Now, this situation began to change. Since his heart surgery, Jack had shown a more open and flexible personality than ever in his life. He had become more patient, more equable, less taciturn: and so I, in his presence, had become less guarded, more grown-up, more talkative. I found that I could entertain him with stories of the writers’ committees I sat on in London; he had been a man who sat on committees, before his enforced retirement, and we agreed that whatever they were for ostensibly, all committees behaved alike, and could probably be trusted to transact each other’s business. On that last afternoon, a bright fresh day towards the end of March, I hung back as we crossed the market place, so that my husband and my mother would walk ahead, and I could have a moment to tell him some small thing that only he would like. I thought, I have never done that before: never hung back, never waited for him.

He seemed tired, when we got home after the meal. One of the cats, the striped one, used to lure him to play with her on the stairs. Until recently, he had loathed cats, denounced them like a Witchfinder General; he claimed to shrink at their touch. But this tiny animal, with her own strange phobias, fright shivering behind her marzipan eyes, would invite him with an upraised paw to put out his hand for her to touch; and he would oblige her, held there by her mewing for ten minutes at a time, touching and retreating, pushed away and fetched back.
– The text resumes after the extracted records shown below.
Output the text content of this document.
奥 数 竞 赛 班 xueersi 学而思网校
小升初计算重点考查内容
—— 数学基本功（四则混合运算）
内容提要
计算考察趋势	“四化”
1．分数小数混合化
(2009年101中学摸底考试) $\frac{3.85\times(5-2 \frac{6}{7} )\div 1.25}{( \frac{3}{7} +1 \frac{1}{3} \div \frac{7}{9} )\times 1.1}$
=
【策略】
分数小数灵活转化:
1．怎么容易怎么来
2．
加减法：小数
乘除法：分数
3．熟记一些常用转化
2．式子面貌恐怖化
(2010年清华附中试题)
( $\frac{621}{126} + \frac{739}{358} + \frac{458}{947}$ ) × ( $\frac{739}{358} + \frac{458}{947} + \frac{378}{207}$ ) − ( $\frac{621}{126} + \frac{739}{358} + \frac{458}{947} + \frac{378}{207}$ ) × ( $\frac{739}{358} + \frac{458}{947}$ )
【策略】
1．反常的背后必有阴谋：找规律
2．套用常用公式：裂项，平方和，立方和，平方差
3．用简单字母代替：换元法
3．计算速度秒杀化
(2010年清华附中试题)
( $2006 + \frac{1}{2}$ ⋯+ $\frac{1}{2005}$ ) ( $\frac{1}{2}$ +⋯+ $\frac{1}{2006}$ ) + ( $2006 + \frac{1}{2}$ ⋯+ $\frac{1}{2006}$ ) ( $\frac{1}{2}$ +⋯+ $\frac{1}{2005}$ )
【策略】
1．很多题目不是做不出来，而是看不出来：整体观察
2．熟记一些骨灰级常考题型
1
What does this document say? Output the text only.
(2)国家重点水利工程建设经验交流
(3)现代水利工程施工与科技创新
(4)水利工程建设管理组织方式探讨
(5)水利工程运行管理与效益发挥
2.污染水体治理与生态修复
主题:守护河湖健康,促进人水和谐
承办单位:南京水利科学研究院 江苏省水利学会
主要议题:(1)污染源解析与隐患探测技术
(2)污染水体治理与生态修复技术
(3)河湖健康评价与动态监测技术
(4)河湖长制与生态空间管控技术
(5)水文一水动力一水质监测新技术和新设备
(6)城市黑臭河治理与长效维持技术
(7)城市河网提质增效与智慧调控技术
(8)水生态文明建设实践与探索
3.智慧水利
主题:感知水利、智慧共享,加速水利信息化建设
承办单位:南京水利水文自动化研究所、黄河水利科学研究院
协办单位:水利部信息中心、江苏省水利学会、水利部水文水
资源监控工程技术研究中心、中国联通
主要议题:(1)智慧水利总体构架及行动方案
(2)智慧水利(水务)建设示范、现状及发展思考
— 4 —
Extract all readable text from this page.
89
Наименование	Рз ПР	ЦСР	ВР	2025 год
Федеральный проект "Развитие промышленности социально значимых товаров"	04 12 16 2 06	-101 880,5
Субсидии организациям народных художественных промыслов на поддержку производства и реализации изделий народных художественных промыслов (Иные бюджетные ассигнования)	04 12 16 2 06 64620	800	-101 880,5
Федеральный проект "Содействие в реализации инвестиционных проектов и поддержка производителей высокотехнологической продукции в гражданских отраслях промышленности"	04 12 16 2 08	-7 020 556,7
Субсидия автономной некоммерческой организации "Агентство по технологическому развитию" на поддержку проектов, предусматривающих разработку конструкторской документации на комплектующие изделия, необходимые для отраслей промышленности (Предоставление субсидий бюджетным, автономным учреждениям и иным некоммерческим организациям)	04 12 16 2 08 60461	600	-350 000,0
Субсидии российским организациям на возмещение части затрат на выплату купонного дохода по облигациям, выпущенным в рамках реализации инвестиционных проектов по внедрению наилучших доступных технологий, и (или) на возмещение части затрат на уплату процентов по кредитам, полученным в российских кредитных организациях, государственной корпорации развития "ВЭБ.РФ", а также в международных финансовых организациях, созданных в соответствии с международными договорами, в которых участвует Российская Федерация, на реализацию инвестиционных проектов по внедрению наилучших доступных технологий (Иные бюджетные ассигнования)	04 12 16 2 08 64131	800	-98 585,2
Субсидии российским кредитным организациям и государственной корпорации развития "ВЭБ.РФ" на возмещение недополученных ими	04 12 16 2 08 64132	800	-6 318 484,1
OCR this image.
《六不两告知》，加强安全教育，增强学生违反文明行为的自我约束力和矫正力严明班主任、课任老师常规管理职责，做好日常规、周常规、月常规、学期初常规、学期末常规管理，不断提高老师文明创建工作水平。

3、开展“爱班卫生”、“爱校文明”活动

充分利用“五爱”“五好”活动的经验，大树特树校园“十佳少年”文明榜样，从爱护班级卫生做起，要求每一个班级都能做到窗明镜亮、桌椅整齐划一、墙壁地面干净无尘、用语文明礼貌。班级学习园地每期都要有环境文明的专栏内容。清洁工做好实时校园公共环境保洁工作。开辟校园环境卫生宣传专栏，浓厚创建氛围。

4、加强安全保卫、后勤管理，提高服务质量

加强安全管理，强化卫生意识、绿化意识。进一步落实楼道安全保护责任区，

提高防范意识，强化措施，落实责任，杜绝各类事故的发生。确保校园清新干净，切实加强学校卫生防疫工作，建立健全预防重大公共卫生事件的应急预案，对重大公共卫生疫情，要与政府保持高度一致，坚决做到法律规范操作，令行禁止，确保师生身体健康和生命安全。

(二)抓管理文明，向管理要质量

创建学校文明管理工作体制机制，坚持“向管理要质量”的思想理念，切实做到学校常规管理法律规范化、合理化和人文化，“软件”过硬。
That last Sunday, when she took up her stance and invited him to begin, he stayed on the sofa, smiling at her and nodding. I thought, perhaps he is sickening for something: flu? But it was death he was sickening for, and it came suddenly, death the plunderer, uncouth and foul-mouthed, kicking his way into their house on a night in April two or three hours before dawn. The doctor came and the ambulance crew, but death had arrived before them, his feet planted on the hearthrug, his filthy fingerprints on the pillowcase. They did their best, but they could have done their worst, for all it availed. When everything was signed and certified, my mother said, and the men had gone away, she washed his face. She sat by his body and because there was no one to talk to she sang in a low voice: ‘What’s this dull town to me?/ Robin’s not near/ He whom I wished to see/Wished for to hear…’

She sang this song to me when I was small: the tune is supersaturated with yearning, with longing for a lost love. About six o’clock she moved to the phone, but all her three children were sleeping soundly, and so she received only polite requests to leave the message that no one can ever leave. On and on we slept. ‘Where’s all the joy and mirth/ Made life a heaven on earth?/ O they’re all fled with thee/ Robin Adare.’ About seven o’clock, at last, one of my brothers picked up the phone.

You come to this place, mid-life. You don’t know how you got here, but suddenly you’re staring fifty in the face. When you turn and look back down the years, you glimpse the ghosts of other lives you might have led. All your houses are haunted by the person you might have been. The wraiths and phantoms creep under your carpets and between the warp and weft of your curtains, they lurk in wardrobes and lie flat under drawer liners. You think of the children you might have had but didn’t. When the midwife says ‘It’s a boy,’ where does the girl go? When you think you’re pregnant, and you’re not, what happens to the child that has already formed in your mind? You keep it filed in a drawer of your consciousness, like a short story that wouldn’t work after the opening lines.